2. UKTiE speaks to Sky News
I spoke to Sky News in my capacity as co-ordinator for UKTiE last Thursday on the dangers for the transport industry of slow Brexit progress or a “no deal” scenario. I told their Europe Correspondent Mark Stone that “The Government urgently needs a Brexit plan for transport”
3. UKTiE publishes joint statement with other leading industry groups
Together with AmCham EU, the BAB, the British Chamber of Commerce Belgium and EU and the Trans-Atlantic Business Council, UKTiE are urging Brexit negotiators to agree on a business-friendly & efficient transitional arrangement. This is vital if we are to avoid a cliff-edge for the UK transport sector. A transitional arrangement should allow for ongoing UK participation in the Customs Union and the Single Market.
4. Fifth round of negotiations take place
Speaking at a press conference after the fifth round of negotiations, Michel Barnier said there was “new momentum” in the process but there was still “deadlock” over how much the UK pays when it leaves, which he called “disturbing”. Brexit Secretary David Davis said he still hoped for the go-ahead for trade talks when EU leaders meet at a Council summit this week.
5. Council Summit to decide if “sufficient progress” has been made
UKTiE has seen a draft of the Council’s conclusions from the meeting later this week, which welcomes the progress made on citizen’s rights and the Irish border but notes that the UK has not given a firm and concrete commitment as regards the financial settlement. They will not approve moving on to the second phase during this Council session, but hope to do so in the next one in December and in that vein, invite EU negotiators to start internal preparatory discussions.
6. Germany and France setting a tougher stance
Germany and France have pushed to include a reference to the jurisdiction of the European Court of Justice in the Council’s conclusion as a reminder to London that the first phase of Brexit negotiations is nowhere near completed and that the divorce terms are not settled. PM May was there in person to encourage Chancellor Merkel to end the stand-off. She will also be in Brussels this week to meet with Mr Barnier and Mr Juncker ahead of the summit.
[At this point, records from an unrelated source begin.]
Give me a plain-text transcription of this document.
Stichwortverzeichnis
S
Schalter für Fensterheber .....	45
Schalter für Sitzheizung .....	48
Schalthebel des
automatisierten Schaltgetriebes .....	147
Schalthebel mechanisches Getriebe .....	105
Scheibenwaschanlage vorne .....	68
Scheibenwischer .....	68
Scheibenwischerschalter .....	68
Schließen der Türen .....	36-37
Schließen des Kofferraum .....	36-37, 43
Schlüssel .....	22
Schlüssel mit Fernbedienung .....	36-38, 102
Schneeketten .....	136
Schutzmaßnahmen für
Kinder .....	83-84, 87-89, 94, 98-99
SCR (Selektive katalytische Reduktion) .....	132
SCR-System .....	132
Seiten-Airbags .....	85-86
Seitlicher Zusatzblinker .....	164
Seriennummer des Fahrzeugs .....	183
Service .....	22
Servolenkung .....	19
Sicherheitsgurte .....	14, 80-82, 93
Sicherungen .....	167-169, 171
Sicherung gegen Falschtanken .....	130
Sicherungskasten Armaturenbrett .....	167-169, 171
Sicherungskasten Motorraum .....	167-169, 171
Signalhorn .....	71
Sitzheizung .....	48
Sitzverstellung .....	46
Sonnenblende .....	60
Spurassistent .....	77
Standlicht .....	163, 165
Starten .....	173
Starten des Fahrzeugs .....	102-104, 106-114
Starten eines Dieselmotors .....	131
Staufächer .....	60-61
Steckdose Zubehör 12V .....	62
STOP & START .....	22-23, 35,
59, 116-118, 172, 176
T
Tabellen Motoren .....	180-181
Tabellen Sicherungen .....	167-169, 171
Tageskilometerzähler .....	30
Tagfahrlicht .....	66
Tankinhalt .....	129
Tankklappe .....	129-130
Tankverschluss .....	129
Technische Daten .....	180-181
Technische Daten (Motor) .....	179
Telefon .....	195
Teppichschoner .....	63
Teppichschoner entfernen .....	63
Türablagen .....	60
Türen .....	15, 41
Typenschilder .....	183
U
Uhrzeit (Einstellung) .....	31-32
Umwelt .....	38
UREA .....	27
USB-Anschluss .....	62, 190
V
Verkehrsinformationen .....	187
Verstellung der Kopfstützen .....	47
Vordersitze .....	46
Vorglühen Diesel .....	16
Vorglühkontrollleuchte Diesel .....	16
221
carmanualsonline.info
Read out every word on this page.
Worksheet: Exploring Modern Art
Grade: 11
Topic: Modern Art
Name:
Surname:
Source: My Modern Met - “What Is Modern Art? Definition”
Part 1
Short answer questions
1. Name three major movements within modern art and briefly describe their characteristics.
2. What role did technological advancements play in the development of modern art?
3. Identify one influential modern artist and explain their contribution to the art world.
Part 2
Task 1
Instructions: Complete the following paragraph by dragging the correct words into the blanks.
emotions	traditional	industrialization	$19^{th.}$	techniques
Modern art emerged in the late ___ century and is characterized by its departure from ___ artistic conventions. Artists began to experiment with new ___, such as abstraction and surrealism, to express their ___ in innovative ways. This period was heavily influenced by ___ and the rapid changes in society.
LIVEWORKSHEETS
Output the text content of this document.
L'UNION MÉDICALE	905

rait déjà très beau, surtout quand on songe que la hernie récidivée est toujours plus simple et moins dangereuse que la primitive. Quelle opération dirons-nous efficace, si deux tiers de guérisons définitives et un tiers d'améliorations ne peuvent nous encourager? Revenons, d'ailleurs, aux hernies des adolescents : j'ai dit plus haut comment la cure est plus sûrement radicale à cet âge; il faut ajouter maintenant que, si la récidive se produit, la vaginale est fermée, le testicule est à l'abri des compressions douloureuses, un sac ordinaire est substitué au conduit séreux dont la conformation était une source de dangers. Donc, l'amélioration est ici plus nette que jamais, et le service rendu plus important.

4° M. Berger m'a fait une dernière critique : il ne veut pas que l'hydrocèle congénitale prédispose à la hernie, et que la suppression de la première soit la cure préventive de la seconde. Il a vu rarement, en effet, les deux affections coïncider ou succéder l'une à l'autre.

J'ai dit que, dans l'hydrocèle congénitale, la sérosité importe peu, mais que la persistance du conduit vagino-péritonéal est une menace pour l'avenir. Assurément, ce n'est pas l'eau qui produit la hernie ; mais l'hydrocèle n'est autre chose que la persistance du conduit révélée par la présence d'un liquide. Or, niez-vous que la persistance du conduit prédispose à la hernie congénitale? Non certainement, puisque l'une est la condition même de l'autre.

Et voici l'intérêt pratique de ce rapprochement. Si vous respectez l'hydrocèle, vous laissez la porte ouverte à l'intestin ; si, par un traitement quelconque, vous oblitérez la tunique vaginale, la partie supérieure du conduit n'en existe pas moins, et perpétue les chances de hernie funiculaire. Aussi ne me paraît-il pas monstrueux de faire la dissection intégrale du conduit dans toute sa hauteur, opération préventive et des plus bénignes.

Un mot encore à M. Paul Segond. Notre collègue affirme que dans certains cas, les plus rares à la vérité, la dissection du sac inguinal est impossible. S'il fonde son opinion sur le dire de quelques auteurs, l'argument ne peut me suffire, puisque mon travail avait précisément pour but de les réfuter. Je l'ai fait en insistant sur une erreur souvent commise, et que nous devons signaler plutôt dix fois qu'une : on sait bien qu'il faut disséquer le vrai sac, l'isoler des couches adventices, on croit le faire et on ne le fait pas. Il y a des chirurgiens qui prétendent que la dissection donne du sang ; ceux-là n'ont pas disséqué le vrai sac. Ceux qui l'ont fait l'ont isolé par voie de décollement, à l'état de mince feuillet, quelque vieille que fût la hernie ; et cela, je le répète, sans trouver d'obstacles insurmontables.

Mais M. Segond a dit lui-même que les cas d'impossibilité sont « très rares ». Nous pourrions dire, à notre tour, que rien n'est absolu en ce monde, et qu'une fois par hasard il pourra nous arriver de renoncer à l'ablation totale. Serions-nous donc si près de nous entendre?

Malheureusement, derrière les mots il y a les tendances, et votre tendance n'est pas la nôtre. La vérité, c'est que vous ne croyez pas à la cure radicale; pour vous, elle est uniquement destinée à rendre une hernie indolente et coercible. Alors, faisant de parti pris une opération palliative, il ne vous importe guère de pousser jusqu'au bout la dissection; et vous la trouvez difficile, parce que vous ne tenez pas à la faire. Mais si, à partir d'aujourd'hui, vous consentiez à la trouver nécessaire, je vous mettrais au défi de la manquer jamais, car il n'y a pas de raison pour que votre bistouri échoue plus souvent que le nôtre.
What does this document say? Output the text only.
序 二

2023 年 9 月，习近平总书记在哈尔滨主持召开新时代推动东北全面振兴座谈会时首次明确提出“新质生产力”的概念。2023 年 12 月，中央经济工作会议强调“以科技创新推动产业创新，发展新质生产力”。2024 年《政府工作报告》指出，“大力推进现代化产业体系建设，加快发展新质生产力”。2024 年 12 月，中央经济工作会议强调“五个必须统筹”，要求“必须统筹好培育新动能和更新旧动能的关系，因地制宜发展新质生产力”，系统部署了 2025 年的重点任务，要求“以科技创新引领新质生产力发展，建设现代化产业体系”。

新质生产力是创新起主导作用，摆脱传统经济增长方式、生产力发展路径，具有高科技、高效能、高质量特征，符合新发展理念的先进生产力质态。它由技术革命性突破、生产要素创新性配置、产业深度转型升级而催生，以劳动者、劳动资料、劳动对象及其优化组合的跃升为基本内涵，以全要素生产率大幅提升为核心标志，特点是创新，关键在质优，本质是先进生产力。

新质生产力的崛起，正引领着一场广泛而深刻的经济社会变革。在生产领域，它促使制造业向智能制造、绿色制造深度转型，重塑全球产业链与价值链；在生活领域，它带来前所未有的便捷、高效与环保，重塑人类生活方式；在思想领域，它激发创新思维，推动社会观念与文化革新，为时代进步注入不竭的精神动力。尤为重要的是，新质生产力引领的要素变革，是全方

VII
7. Chris Grayling believes membership of EASA will continue
Transport Secretary, Chris Grayling spoke to Andrew Marr over the weekend about the implications of a “no deal” scenario. Mr Grayling said he does not believe there is the remotest danger that planes stop flying. In response to that Mr Marr asked if that meant the UK would stay part of EASA to which Mr Grayling replied that he would expect that at the end of the negotiations. Mr Marr expressed surprise as that comes under the purview of the European Court of Justice. Mr Grayling replied “Well, it doesn’t really. There isn’t a judicial part of this, it’s a cooperative arrangement. It has countries inside the European Union and countries outside the European Union who participate in it and work together to look after our airline safety. And that’s going to carry on come what may.” See the full transcript here.
8. UKTiE has also put together the latest timetable for Brexit. We will keep this up to date as the process develops:
- 29 March 2017 – A50 triggered
- 5 April 2017 – European Parliament adopted Brexit guidelines
- 22 May 2017 – Brexit negotiating directives approved by Council
- 19 June 2017 – Negotiations formally began
- 19-20 October 2017 – European Council to review progress of negotiations
- 28 November 2017 – UKTiE Annual Forum
- 14-15 December 2017 – European Council to review progress of negotiations
- TBC – UKTiE & Norton Rose Fulbright Summit: Customs arrangements after Brexit.
- 30 September 2018 – Date by which EU’s chief Brexit negotiator, Michel Barnier, wants to conclude the terms of Britain’s exit from the Union.
- 30 March 2019 – Britain formally exits the EU, following ratification of Brexit by all other member states and the European Parliament.